La chance vous sourit, d’Adam Johnson
On ne dira jamais assez combien la collection Terres d’Amérique des éditions Albin Michel fait un travail de première importance – et, on imagine, pas toujours récompensé à sa juste valeur – en persistant à publier des recueils de nouvelles. Genre dont on peut dire qu’il est pour le moins négligé dans le paysage éditorial français en dehors des opérations publicitaires estivales ou des compilations de textes vite torchés pour des publications à but caritatif.

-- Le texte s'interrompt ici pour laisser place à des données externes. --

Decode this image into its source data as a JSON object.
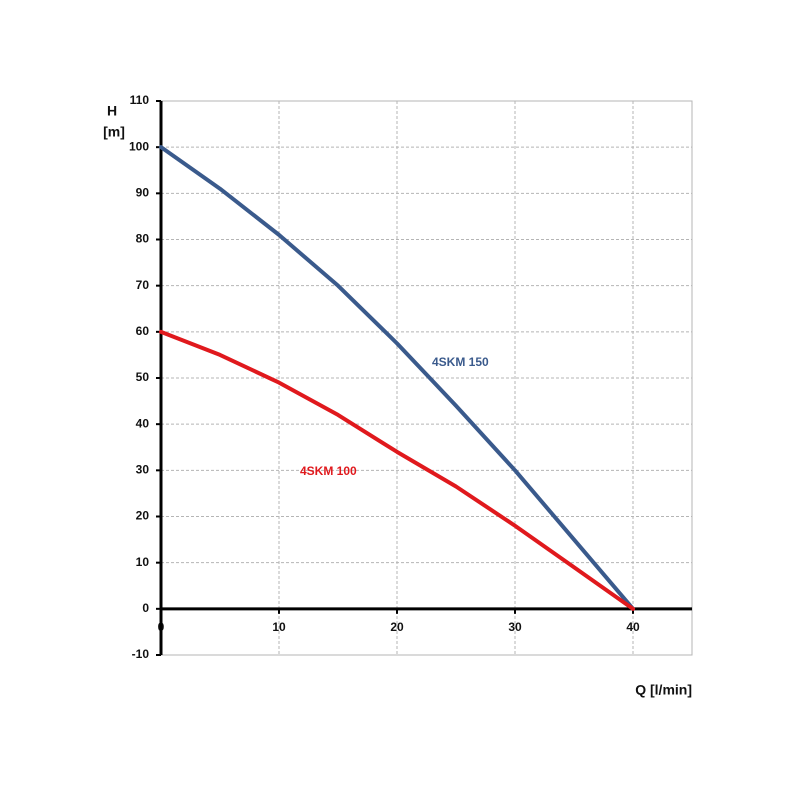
{
  "chart_data": {
    "type": "line",
    "y_label": [
      "H",
      "[m]"
    ],
    "x_label": "Q [l/min]",
    "x": [
      0,
      5,
      10,
      15,
      20,
      25,
      30,
      35,
      40
    ],
    "series": [
      {
        "name": "4SKM 150",
        "color": "#3a5a8c",
        "values": [
          100,
          91,
          81,
          70,
          57.5,
          44,
          30,
          15,
          0
        ]
      },
      {
        "name": "4SKM 100",
        "color": "#e0191d",
        "values": [
          60,
          55,
          49,
          42,
          34,
          26.5,
          18,
          9,
          0
        ]
      }
    ],
    "xlim": [
      0,
      45
    ],
    "xticks": [
      0,
      10,
      20,
      30,
      40
    ],
    "ylim": [
      -10,
      110
    ],
    "yticks": [
      -10,
      0,
      10,
      20,
      30,
      40,
      50,
      60,
      70,
      80,
      90,
      100,
      110
    ],
    "grid": true
  }
}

La chance vous sourit, recueil de six nouvelles d’Adam Johnson, comme, par exemple, Braconniers, de Tom Franklin, ou Tout piller, tout brûler, de Wells Tower, vient pourtant prouver s’il en était encore besoin la puissance que peut avoir le texte court sans pour autant sacrifier à la complexité ou à la subtilité.

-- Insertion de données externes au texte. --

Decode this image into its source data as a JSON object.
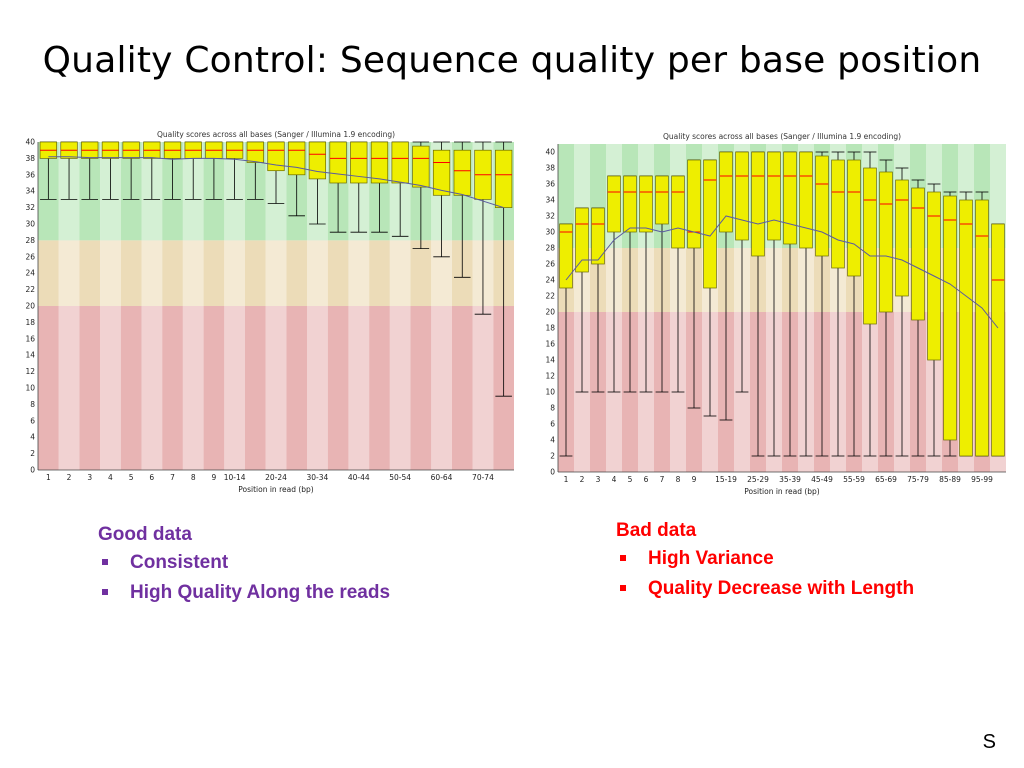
{
  "slide": {
    "title": "Quality Control: Sequence quality per base position",
    "page_marker": "S",
    "good": {
      "heading": "Good data",
      "bullets": [
        "Consistent",
        "High Quality Along the reads"
      ]
    },
    "bad": {
      "heading": "Bad data",
      "bullets": [
        "High Variance",
        "Quality Decrease with Length"
      ]
    }
  },
  "colors": {
    "band_good": "#b8e6b8",
    "band_ok": "#ecdcb8",
    "band_bad": "#e8b4b4",
    "box_fill": "#eeee00",
    "box_stroke": "#6b6b00",
    "median": "#ff0000",
    "mean_line": "#5a5aa0",
    "whisker": "#000000",
    "good_caption": "#7030a0",
    "bad_caption": "#ff0000"
  },
  "chart_data": [
    {
      "type": "box",
      "title": "Quality scores across all bases (Sanger / Illumina 1.9 encoding)",
      "xlabel": "Position in read (bp)",
      "ylim": [
        0,
        40
      ],
      "yticks": [
        0,
        2,
        4,
        6,
        8,
        10,
        12,
        14,
        16,
        18,
        20,
        22,
        24,
        26,
        28,
        30,
        32,
        34,
        36,
        38,
        40
      ],
      "bands": [
        {
          "from": 28,
          "to": 40,
          "class": "good"
        },
        {
          "from": 20,
          "to": 28,
          "class": "ok"
        },
        {
          "from": 0,
          "to": 20,
          "class": "bad"
        }
      ],
      "categories": [
        "1",
        "2",
        "3",
        "4",
        "5",
        "6",
        "7",
        "8",
        "9",
        "10-14",
        "15-19",
        "20-24",
        "25-29",
        "30-34",
        "35-39",
        "40-44",
        "45-49",
        "50-54",
        "55-59",
        "60-64",
        "65-69",
        "70-74",
        "75"
      ],
      "xtick_labels": [
        "1",
        "2",
        "3",
        "4",
        "5",
        "6",
        "7",
        "8",
        "9",
        "10-14",
        "",
        "20-24",
        "",
        "30-34",
        "",
        "40-44",
        "",
        "50-54",
        "",
        "60-64",
        "",
        "70-74",
        ""
      ],
      "boxes": [
        {
          "q1": 38,
          "median": 39,
          "q3": 40,
          "low": 33,
          "high": 40
        },
        {
          "q1": 38,
          "median": 39,
          "q3": 40,
          "low": 33,
          "high": 40
        },
        {
          "q1": 38,
          "median": 39,
          "q3": 40,
          "low": 33,
          "high": 40
        },
        {
          "q1": 38,
          "median": 39,
          "q3": 40,
          "low": 33,
          "high": 40
        },
        {
          "q1": 38,
          "median": 39,
          "q3": 40,
          "low": 33,
          "high": 40
        },
        {
          "q1": 38,
          "median": 39,
          "q3": 40,
          "low": 33,
          "high": 40
        },
        {
          "q1": 38,
          "median": 39,
          "q3": 40,
          "low": 33,
          "high": 40
        },
        {
          "q1": 38,
          "median": 39,
          "q3": 40,
          "low": 33,
          "high": 40
        },
        {
          "q1": 38,
          "median": 39,
          "q3": 40,
          "low": 33,
          "high": 40
        },
        {
          "q1": 38,
          "median": 39,
          "q3": 40,
          "low": 33,
          "high": 40
        },
        {
          "q1": 37.5,
          "median": 39,
          "q3": 40,
          "low": 33,
          "high": 40
        },
        {
          "q1": 36.5,
          "median": 39,
          "q3": 40,
          "low": 32.5,
          "high": 40
        },
        {
          "q1": 36,
          "median": 39,
          "q3": 40,
          "low": 31,
          "high": 40
        },
        {
          "q1": 35.5,
          "median": 38.5,
          "q3": 40,
          "low": 30,
          "high": 40
        },
        {
          "q1": 35,
          "median": 38,
          "q3": 40,
          "low": 29,
          "high": 40
        },
        {
          "q1": 35,
          "median": 38,
          "q3": 40,
          "low": 29,
          "high": 40
        },
        {
          "q1": 35,
          "median": 38,
          "q3": 40,
          "low": 29,
          "high": 40
        },
        {
          "q1": 35,
          "median": 38,
          "q3": 40,
          "low": 28.5,
          "high": 40
        },
        {
          "q1": 34.5,
          "median": 38,
          "q3": 39.5,
          "low": 27,
          "high": 40
        },
        {
          "q1": 33.5,
          "median": 37.5,
          "q3": 39,
          "low": 26,
          "high": 40
        },
        {
          "q1": 33.5,
          "median": 36.5,
          "q3": 39,
          "low": 23.5,
          "high": 40
        },
        {
          "q1": 33,
          "median": 36,
          "q3": 39,
          "low": 19,
          "high": 40
        },
        {
          "q1": 32,
          "median": 36,
          "q3": 39,
          "low": 9,
          "high": 40
        }
      ],
      "mean": [
        38.2,
        38.2,
        38.1,
        38.1,
        38.1,
        38.1,
        37.9,
        38,
        38,
        37.9,
        37.6,
        37.2,
        36.9,
        36.4,
        36.1,
        35.8,
        35.5,
        35.1,
        34.7,
        34.1,
        33.6,
        32.8,
        32
      ]
    },
    {
      "type": "box",
      "title": "Quality scores across all bases (Sanger / Illumina 1.9 encoding)",
      "xlabel": "Position in read (bp)",
      "ylim": [
        0,
        41
      ],
      "yticks": [
        0,
        2,
        4,
        6,
        8,
        10,
        12,
        14,
        16,
        18,
        20,
        22,
        24,
        26,
        28,
        30,
        32,
        34,
        36,
        38,
        40
      ],
      "bands": [
        {
          "from": 28,
          "to": 41,
          "class": "good"
        },
        {
          "from": 20,
          "to": 28,
          "class": "ok"
        },
        {
          "from": 0,
          "to": 20,
          "class": "bad"
        }
      ],
      "categories": [
        "1",
        "2",
        "3",
        "4",
        "5",
        "6",
        "7",
        "8",
        "9",
        "10-14",
        "15-19",
        "20-24",
        "25-29",
        "30-34",
        "35-39",
        "40-44",
        "45-49",
        "50-54",
        "55-59",
        "60-64",
        "65-69",
        "70-74",
        "75-79",
        "80-84",
        "85-89",
        "90-94",
        "95-99",
        "100"
      ],
      "xtick_labels": [
        "1",
        "2",
        "3",
        "4",
        "5",
        "6",
        "7",
        "8",
        "9",
        "",
        "15-19",
        "",
        "25-29",
        "",
        "35-39",
        "",
        "45-49",
        "",
        "55-59",
        "",
        "65-69",
        "",
        "75-79",
        "",
        "85-89",
        "",
        "95-99",
        ""
      ],
      "boxes": [
        {
          "q1": 23,
          "median": 30,
          "q3": 31,
          "low": 2,
          "high": 31
        },
        {
          "q1": 25,
          "median": 31,
          "q3": 33,
          "low": 10,
          "high": 33
        },
        {
          "q1": 26,
          "median": 31,
          "q3": 33,
          "low": 10,
          "high": 33
        },
        {
          "q1": 30,
          "median": 35,
          "q3": 37,
          "low": 10,
          "high": 37
        },
        {
          "q1": 30,
          "median": 35,
          "q3": 37,
          "low": 10,
          "high": 37
        },
        {
          "q1": 30,
          "median": 35,
          "q3": 37,
          "low": 10,
          "high": 37
        },
        {
          "q1": 31,
          "median": 35,
          "q3": 37,
          "low": 10,
          "high": 37
        },
        {
          "q1": 28,
          "median": 35,
          "q3": 37,
          "low": 10,
          "high": 37
        },
        {
          "q1": 28,
          "median": 30,
          "q3": 39,
          "low": 8,
          "high": 39
        },
        {
          "q1": 23,
          "median": 36.5,
          "q3": 39,
          "low": 7,
          "high": 39
        },
        {
          "q1": 30,
          "median": 37,
          "q3": 40,
          "low": 6.5,
          "high": 40
        },
        {
          "q1": 29,
          "median": 37,
          "q3": 40,
          "low": 10,
          "high": 40
        },
        {
          "q1": 27,
          "median": 37,
          "q3": 40,
          "low": 2,
          "high": 40
        },
        {
          "q1": 29,
          "median": 37,
          "q3": 40,
          "low": 2,
          "high": 40
        },
        {
          "q1": 28.5,
          "median": 37,
          "q3": 40,
          "low": 2,
          "high": 40
        },
        {
          "q1": 28,
          "median": 37,
          "q3": 40,
          "low": 2,
          "high": 40
        },
        {
          "q1": 27,
          "median": 36,
          "q3": 39.5,
          "low": 2,
          "high": 40
        },
        {
          "q1": 25.5,
          "median": 35,
          "q3": 39,
          "low": 2,
          "high": 40
        },
        {
          "q1": 24.5,
          "median": 35,
          "q3": 39,
          "low": 2,
          "high": 40
        },
        {
          "q1": 18.5,
          "median": 34,
          "q3": 38,
          "low": 2,
          "high": 40
        },
        {
          "q1": 20,
          "median": 33.5,
          "q3": 37.5,
          "low": 2,
          "high": 39
        },
        {
          "q1": 22,
          "median": 34,
          "q3": 36.5,
          "low": 2,
          "high": 38
        },
        {
          "q1": 19,
          "median": 33,
          "q3": 35.5,
          "low": 2,
          "high": 36.5
        },
        {
          "q1": 14,
          "median": 32,
          "q3": 35,
          "low": 2,
          "high": 36
        },
        {
          "q1": 4,
          "median": 31.5,
          "q3": 34.5,
          "low": 2,
          "high": 35
        },
        {
          "q1": 2,
          "median": 31,
          "q3": 34,
          "low": 2,
          "high": 35
        },
        {
          "q1": 2,
          "median": 29.5,
          "q3": 34,
          "low": 2,
          "high": 35
        },
        {
          "q1": 2,
          "median": 24,
          "q3": 31,
          "low": 2,
          "high": 31
        }
      ],
      "mean": [
        24,
        26.5,
        26.5,
        29,
        30.5,
        30.5,
        30,
        30.5,
        30,
        29.5,
        32,
        31.5,
        31,
        31.5,
        31,
        30.5,
        30,
        29,
        28.5,
        27,
        27,
        26.5,
        25.5,
        24.5,
        23.5,
        22,
        20.5,
        18
      ]
    }
  ]
}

A priori, on a là un assemblage particulièrement hétéroclite. Nirvana, c’est l’histoire de cet ingénieur informatique qui veille sur son épouse paralysée. Elle écoute Kurt Cobain en boucle et lui communique avec l’hologramme d’un président mort assassiné. Ouragans anonymes se déroule après Katrina, en Louisiane, et s’attache au pas d’un livreur d’UPS qui vit dans son camion de livraison avec son bébé et cherche la mère de ce dernier. Dans Le saviez-vous ?, une femme atteinte d’un cancer du sein raconte sa famille qui semble vivre sans elle. George Orwell était un de mes amis met en scène, de nos jours, l’ancien directeur de la prison d’Hohenschönhausen, où la Stasi emprisonnait et interrogeait les opposants au régime, qui se trouve confronté au passé. Prairie obscure est l’histoire d’un pédophile qui tente de fuir ses démons. Et La chance vous sourit raconte la manière dont deux nord-coréens essaient de s’adapter à leur nouvelle vie à Séoul.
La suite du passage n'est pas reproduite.